For medical specialties, some years ago the Mac hospital opened in San Miguel de Allende, and this is not a commercial, but there I have found very good and professional doctors. In the directory there are two algologists, the branch of medicine that specifically treats pain cases. Most of the time the treatment consists of an interdisciplinary plan designed especially for the patient, involving different techniques and therapies in addition to medications.
The truth is that I cannot always pay for one of these consultations, but by searching there is always something for all budgets. One of the best gave consultations upstairs in a pharmacy across from the market for 30 pesos. Another brilliant doctor of German descent consulted me several times at Dr. Simi’s pharmacy for 30 pesos as well.
And once a year I go to my bedside cardiologist who costs 800 pesos but is inexpensive based on his experience. He is dedicated to saving hearts with short circuits–he knows how to implant a pacemakers. Imagine, in addition to the facilities he has to care for his patients, he is backed by a full team on site utilizing state-of-the-art equipment, and he is an expert with dysautonomia studies!
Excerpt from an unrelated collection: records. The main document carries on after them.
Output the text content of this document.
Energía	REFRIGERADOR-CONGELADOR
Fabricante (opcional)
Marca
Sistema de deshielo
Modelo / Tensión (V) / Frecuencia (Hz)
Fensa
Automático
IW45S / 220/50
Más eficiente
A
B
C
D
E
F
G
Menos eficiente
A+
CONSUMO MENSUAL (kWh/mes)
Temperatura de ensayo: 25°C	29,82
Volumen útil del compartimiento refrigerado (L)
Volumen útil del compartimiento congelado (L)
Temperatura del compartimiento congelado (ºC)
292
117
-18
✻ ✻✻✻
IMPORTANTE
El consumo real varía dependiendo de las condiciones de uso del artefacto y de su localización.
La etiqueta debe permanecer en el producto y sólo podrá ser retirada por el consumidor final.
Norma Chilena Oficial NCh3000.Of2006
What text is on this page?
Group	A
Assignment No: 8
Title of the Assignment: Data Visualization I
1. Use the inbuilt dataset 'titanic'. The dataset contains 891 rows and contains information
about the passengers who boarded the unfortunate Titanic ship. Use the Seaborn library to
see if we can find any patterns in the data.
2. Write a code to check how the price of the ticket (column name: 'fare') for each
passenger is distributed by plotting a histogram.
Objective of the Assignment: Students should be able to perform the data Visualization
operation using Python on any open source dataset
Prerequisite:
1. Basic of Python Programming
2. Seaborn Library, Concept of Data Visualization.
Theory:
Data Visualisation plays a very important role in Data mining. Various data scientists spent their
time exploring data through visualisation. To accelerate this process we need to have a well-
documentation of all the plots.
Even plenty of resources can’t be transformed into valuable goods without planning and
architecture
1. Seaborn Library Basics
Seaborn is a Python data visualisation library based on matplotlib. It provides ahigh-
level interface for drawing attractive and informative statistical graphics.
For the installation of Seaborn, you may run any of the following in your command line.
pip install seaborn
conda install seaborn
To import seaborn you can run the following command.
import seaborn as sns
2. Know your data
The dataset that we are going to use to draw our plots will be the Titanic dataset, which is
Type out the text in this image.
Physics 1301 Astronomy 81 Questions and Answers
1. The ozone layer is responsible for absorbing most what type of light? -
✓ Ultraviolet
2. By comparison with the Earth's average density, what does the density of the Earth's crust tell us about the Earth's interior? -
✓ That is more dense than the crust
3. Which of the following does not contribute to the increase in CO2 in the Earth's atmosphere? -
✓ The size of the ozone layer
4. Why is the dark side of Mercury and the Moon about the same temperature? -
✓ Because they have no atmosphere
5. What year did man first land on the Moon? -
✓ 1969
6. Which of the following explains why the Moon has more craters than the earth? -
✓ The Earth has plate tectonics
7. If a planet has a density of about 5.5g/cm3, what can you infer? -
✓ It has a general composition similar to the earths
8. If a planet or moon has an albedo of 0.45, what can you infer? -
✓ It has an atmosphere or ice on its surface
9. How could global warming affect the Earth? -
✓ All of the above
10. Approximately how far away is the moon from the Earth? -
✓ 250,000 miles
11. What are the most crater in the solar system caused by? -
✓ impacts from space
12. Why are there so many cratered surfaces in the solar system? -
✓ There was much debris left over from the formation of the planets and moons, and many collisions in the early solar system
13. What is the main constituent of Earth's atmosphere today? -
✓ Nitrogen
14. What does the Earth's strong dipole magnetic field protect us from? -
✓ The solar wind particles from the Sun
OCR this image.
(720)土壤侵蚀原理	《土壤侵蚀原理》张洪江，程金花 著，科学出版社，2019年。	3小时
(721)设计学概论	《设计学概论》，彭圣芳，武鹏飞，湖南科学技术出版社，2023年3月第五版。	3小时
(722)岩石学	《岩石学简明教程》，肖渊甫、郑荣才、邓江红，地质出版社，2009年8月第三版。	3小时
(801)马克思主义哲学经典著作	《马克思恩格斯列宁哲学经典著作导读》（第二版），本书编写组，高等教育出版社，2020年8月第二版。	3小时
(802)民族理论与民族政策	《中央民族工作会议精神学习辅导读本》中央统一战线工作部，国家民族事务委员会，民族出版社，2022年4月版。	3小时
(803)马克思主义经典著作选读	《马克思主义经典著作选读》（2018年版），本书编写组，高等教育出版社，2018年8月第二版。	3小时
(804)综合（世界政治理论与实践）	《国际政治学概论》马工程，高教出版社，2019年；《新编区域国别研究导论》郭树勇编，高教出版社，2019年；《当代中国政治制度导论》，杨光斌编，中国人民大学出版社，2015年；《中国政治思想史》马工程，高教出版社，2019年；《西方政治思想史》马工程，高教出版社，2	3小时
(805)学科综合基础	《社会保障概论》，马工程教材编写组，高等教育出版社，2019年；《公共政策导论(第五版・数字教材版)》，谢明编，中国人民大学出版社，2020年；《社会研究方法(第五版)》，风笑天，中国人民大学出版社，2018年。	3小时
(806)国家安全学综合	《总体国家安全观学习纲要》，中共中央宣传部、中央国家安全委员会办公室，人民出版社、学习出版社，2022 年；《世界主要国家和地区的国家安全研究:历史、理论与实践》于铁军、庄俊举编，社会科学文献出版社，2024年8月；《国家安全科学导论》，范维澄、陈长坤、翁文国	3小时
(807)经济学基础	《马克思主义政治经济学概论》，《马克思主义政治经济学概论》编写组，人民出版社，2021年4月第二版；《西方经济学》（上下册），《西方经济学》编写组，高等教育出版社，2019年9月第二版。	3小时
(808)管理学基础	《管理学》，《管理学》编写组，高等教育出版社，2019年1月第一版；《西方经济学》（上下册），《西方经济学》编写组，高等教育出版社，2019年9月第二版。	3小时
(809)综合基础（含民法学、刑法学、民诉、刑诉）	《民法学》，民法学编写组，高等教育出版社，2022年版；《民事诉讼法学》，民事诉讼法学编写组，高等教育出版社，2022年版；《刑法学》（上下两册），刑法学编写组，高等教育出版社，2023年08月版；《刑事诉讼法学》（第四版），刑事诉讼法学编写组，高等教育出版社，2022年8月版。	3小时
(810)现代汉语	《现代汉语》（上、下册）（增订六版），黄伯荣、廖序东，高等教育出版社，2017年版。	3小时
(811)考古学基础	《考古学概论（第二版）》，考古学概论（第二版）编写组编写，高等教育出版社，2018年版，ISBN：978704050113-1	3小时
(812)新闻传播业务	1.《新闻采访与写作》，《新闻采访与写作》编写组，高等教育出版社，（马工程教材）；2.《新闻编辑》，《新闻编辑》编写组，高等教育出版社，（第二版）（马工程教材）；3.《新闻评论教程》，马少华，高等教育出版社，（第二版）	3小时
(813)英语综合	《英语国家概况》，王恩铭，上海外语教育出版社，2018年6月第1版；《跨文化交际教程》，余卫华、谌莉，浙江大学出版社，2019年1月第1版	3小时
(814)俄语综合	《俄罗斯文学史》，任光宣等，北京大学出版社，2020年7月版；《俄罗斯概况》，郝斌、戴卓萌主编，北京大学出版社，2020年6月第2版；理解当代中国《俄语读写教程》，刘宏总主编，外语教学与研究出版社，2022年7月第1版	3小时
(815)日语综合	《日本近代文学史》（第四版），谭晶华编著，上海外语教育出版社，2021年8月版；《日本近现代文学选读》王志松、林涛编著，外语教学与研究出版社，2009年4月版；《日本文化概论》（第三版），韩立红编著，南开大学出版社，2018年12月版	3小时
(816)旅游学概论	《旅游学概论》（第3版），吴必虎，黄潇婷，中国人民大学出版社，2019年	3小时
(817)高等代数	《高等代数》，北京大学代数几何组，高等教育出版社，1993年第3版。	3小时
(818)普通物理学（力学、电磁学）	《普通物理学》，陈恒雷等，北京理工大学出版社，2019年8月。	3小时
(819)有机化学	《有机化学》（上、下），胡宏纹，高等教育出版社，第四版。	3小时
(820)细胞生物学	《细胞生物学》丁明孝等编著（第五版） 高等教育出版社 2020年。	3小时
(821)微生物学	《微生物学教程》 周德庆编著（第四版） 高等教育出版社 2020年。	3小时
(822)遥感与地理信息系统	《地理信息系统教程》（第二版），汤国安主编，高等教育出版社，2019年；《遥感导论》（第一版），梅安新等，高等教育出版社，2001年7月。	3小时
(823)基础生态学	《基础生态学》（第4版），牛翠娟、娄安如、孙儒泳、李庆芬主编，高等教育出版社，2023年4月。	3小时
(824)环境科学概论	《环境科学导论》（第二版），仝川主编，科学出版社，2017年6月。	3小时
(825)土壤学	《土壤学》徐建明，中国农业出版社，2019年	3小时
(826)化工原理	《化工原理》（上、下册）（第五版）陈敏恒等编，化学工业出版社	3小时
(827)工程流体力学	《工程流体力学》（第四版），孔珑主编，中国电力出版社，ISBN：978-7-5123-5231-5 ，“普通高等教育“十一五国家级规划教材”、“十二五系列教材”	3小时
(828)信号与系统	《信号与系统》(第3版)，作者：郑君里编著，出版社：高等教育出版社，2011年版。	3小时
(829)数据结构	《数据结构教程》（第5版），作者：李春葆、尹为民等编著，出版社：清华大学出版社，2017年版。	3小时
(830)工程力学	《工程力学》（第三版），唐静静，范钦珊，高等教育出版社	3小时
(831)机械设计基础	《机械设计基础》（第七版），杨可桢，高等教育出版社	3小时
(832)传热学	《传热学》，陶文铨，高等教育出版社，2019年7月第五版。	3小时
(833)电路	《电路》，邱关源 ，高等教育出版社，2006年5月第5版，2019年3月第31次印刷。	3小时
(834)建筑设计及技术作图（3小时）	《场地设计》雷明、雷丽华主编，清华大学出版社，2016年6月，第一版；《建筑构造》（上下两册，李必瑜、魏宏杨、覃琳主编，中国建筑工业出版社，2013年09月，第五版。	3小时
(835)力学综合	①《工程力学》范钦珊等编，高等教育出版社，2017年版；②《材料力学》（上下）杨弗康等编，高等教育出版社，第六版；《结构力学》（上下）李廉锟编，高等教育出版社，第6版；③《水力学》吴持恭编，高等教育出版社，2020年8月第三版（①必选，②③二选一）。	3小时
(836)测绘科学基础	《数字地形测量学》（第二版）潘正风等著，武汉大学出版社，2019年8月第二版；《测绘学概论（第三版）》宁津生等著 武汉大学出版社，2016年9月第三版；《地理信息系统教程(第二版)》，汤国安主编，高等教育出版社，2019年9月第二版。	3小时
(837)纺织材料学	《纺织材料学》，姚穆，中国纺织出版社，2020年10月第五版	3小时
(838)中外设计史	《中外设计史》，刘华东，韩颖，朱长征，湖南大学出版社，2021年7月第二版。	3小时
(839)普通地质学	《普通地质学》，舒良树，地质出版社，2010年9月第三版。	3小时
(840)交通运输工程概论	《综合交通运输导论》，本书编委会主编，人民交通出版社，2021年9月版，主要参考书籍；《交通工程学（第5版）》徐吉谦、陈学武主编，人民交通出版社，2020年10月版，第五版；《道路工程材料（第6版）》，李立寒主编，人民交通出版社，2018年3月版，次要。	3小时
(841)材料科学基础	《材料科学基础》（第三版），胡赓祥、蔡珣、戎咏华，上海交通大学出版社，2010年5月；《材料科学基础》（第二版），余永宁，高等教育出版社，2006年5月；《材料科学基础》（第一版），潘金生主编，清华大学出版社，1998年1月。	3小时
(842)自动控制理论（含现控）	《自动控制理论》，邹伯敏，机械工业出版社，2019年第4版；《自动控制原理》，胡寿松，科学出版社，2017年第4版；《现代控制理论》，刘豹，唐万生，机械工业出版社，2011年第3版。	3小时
It is a matter of finding out and being prudent but always proactive, because if the discomfort does not go away by itself, it means that we need help from experts.
Great philosophers like Santa Teresa de Ávila had to sublimate their constant pain in order to get ahead moderately. Hence and from her faith and the great works that she left behind from the sixteenth century. Her famous Christmas carol, “I Die Because I do Not Die” was written approximately between 1572 and 1577. Today I think that pain should not be a companion for life. It exists, it is true, and it helps us to recognize an internal damage or evil that must be addressed; but if he comes home, he should not be invited to have tea, or just let it pass by. And if necessary, invite him to the exit. That is where being proactive helps. Let’s look for healing techniques. Life cloistered by a pandemic threat seems to have come to an end. It is time to go out to the theater, to walk, to visit an old friend, go out to dance, and look for everything that makes us grow and collaborate.
Carmen Rioja, Mexican artist who specialized in art restoration, and creative workshops. She likes to write stories and poems and throw them in imaginary bottles into the sea. Rioja has published the books “La Muerte Niña” and “Rojo 43.”